MPs still looking out for number-one, and that’s not you

If you don’t like the rules in your workplace, chances are you can do little about it. That’s especially true of those that prevent you from acting unethically. If you’re a Member of Parliament, however, there’s an easy solution: change the rules

Last updated on May 04, 23

Posted on Jun 12, 09

3 min read

If you don’t like the rules in your workplace, chances are you can do little about it. That’s especially true of those that prevent you from acting unethically.

If you’re a Member of Parliament, however, there’s an easy solution: change the rules.

That’s just what they did last week in the case of guidelines outlining conflict-of-interest scenarios involving lobbyists, for instance. And they did it in secret meetings, eventually gaining unanimous cross-party support – everyone wanted in on looser ethical standards.

In essence, MPs have exempted from public disclosure any money or other benefits they receive from their parties or riding associations. As well, volunteer labour they receive no longer needs to be reported or counted as a gift under the House of Commons conflict-of-interest code.

The latter, says Duff Conacher of Democracy Watch, opens the door for lobbyists, among others, to “volunteer” their time and not be seen as putting MPs in conflict with ethics standards.

“They’ll say this is aimed at situations, say, where a young student wants to see how the system works and so volunteers to help out in an election campaign. That’s fine, but it also applies to lobbyists who may volunteer to do a favour for an MP, which could lead to a conflict of interest.”

The rule changes came following eight secret meetings spearheaded by the Standing Committee on Procedure and House Affairs, on which Kitchener-Conestoga MP Harold Albrecht serves (perhaps not surprisingly, he was unavailable to talk about the decision). The recommendations were quickly and quietly approved by all four parties in the Commons.

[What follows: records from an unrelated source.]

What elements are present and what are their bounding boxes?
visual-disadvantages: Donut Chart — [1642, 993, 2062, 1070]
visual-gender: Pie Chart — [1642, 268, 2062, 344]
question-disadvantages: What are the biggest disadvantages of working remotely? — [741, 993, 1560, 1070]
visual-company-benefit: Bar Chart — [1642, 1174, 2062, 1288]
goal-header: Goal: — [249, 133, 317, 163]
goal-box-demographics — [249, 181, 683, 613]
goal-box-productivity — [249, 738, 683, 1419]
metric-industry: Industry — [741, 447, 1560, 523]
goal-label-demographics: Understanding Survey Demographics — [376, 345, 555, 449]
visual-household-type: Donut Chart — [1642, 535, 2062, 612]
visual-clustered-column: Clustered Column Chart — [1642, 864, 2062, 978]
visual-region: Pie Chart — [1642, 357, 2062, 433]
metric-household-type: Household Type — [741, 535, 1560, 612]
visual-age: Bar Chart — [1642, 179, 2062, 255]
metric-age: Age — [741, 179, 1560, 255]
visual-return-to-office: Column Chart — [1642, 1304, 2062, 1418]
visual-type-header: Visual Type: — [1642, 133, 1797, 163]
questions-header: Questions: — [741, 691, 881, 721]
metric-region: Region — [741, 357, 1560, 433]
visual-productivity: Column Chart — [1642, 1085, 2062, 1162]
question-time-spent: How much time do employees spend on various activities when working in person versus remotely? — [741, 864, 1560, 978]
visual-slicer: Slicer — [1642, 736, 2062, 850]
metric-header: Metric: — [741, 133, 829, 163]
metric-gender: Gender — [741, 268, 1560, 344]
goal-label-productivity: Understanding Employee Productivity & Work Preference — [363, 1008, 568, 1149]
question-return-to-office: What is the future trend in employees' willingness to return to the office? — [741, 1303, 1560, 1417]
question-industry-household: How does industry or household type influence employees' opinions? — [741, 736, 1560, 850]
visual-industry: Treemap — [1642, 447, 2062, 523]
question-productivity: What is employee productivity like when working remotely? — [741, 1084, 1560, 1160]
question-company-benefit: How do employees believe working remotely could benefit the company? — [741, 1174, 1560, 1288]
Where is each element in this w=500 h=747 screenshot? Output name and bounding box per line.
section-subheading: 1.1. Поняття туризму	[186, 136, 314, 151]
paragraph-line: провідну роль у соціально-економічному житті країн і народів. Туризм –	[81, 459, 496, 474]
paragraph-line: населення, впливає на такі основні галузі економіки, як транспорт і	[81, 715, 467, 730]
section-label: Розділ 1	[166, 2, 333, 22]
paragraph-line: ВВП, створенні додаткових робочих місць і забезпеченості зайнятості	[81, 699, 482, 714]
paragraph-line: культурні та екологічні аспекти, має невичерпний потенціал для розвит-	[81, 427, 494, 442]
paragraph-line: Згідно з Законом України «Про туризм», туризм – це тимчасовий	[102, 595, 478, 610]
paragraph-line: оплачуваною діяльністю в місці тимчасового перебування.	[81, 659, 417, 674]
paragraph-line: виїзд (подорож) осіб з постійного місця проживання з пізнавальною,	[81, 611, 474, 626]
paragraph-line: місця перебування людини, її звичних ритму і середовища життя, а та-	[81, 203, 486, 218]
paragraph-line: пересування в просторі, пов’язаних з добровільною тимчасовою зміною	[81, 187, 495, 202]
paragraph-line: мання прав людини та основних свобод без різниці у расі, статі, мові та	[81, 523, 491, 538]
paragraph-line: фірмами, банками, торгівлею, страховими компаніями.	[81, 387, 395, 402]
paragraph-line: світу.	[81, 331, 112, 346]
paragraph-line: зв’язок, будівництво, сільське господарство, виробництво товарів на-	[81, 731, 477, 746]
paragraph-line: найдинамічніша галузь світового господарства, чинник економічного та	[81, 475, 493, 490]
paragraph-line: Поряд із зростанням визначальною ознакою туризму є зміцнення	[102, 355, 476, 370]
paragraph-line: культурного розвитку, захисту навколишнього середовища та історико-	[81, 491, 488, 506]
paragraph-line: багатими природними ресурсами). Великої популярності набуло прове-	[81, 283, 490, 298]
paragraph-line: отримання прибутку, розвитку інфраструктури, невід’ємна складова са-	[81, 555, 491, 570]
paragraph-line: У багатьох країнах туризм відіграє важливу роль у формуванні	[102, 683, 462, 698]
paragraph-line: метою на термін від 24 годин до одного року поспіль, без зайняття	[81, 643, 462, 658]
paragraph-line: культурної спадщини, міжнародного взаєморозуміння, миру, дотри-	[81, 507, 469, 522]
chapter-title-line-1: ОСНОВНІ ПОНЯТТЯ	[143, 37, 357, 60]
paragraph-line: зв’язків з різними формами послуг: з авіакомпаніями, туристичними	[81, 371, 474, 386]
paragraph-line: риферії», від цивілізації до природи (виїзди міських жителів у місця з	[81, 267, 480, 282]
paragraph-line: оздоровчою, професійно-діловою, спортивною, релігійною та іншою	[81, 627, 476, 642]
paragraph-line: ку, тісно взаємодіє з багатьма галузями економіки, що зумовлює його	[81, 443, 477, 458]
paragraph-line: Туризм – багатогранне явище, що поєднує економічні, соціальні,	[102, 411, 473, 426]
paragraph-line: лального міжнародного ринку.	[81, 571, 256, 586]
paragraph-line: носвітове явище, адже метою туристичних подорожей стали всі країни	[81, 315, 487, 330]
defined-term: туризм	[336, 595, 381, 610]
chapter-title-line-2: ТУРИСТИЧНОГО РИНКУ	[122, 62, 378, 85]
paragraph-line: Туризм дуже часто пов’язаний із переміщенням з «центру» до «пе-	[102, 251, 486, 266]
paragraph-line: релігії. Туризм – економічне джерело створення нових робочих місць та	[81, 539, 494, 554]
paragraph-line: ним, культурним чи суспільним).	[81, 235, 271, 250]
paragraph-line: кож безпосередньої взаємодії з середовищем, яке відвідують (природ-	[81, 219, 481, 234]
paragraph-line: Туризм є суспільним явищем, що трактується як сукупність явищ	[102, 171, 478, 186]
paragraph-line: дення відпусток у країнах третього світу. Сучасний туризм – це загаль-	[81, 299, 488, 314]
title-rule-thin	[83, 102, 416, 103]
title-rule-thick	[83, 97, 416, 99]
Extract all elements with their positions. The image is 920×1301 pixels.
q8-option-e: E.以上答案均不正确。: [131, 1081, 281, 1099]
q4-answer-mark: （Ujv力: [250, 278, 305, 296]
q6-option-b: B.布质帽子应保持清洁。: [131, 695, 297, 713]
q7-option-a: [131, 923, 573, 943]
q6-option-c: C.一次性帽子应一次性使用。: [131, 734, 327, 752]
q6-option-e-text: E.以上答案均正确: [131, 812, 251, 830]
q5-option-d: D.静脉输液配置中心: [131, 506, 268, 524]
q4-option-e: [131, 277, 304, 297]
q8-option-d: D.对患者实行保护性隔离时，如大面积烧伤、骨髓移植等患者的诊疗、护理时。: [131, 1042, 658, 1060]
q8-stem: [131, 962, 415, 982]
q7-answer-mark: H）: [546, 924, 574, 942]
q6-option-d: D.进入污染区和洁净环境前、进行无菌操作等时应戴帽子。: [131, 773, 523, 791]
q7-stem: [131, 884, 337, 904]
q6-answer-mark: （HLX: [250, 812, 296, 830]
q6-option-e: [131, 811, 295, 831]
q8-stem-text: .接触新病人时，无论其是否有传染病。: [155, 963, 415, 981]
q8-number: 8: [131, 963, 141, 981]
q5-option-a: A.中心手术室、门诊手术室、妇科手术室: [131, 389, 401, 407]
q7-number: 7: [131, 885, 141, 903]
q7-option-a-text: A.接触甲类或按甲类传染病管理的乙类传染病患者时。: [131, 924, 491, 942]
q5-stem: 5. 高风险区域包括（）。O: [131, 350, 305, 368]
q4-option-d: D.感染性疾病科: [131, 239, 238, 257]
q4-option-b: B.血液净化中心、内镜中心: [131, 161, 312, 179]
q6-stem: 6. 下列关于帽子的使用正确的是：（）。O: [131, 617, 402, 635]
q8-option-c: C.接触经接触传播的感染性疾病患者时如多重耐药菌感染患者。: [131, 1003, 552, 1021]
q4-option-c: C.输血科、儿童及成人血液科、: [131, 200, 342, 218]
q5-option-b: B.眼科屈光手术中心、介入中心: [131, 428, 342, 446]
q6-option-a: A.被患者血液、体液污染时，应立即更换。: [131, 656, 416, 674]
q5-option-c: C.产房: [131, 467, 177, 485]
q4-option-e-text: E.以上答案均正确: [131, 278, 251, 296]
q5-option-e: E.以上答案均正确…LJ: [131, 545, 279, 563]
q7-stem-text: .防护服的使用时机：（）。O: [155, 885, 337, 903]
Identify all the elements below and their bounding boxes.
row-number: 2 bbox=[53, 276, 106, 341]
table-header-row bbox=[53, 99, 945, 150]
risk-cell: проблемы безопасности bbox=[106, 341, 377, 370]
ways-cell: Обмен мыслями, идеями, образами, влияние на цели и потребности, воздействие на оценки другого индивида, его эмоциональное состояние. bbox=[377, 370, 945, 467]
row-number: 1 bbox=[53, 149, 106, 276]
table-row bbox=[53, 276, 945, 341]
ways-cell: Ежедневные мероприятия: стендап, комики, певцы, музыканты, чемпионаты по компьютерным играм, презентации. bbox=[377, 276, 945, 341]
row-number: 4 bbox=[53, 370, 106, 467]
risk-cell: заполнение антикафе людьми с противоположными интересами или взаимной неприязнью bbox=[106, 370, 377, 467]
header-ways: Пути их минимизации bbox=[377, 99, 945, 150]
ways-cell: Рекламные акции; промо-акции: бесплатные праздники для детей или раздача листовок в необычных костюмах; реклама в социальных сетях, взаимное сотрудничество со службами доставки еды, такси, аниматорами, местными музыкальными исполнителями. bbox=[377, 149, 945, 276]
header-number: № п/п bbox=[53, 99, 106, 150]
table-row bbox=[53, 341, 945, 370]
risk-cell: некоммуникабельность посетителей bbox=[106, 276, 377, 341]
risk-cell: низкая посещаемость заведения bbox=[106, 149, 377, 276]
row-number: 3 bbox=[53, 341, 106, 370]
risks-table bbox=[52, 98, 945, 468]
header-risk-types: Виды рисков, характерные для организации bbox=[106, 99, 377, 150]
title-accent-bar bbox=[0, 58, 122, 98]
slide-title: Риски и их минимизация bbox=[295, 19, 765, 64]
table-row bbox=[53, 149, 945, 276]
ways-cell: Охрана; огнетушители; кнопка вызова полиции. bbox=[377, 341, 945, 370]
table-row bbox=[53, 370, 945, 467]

“They write the rules for themselves,” says Conacher, adding the changes follow a Federal Court of Appeal verdict in March in which the court sided with Democracy Watch’s argument that Rule 8 of the Lobbyists’ Code of Conduct was being laxly interpreted.

“Democracy Watch has struggled for 15 years against federal government ethics lapdogs who have failed to enforce key ethics rules. The Federal Court of Appeal’s ruling is one of its biggest victories because, in our view, it makes it even more clear that the type of conduct prohibited by the Lobbyists’ Code of Conduct includes lobbyists giving anything to or doing anything for the benefit of politicians and government officials they are lobbying,” he says.

With last week’s decision, MPs simply exempted some practices from their own ethics code.

“It’s another loophole, a step backwards in terms of ethical standards.”

Loopholes are a politician’s stock in trade: they have no interest in closing them, as it allows them room to weasel out of rules they don’t like. While Stephen Harper campaigned on an agenda of transparent government, pledging to close the loopholes that allowed ethically-challenged behaviour, his record shows actions did not follow words. His government is much less open than his predecessors’. And, when it comes to plugging holes in current rules for open and accountable government, Harper has addressed only a handful, Democracy Watch notes.

Even when the Conservatives have enacted new rules, they’ve been quick to ignore them. That was certainly the case with the fixed-date election law, which was tossed aside on the way to last fall’s trip to the polls.

That decision spawned yet another Democracy Watch legal challenge, which will be heard in court this fall. Conacher sees this case as a win-win situation: either the government will be found guilty of breaking its own law, or because the legislation was so vaguely worded, Harper will simply be painted a liar who broke his promise.

Let’s be clear, however, that this issue is not limited to any one party: all politicians have a vested interest in lax laws. None of the politicians wants to raise the standards for ethical behaviour because they may be called on to actually meet those standards. That’s a particularly big risk for Conservatives and Liberals, who traditionally form the government. Our elected officials are eager to talk a good game, but never to actually enact any of the ethical measures they profess to support.

The latest loosening of MP ethics is just another example of this divide, says Conacher.

The exemption of party and riding association funds is part of a longstanding tradition: leaders like to be able to parachute candidates into ridings, for instance, funding the campaign from the national office.

“This is another way in which parties can do things for MPs as a way of getting the MPs to toe the party line.”

The volunteer exemption is a new wrinkle.

“It opens the doors to lobbyists – that’s the more dangerous loophole,” he says.

He is also disturbed by the secrecy that surrounded this vote. Even the Ethics Commissioner agreed to talk with MPs in private. Conacher’s testimony at one meeting was, at his insistence, done in open session, the lone open voice.

“Independent watchdogs do not meet in secret with the people that they’re watching,” he says of the commissioner.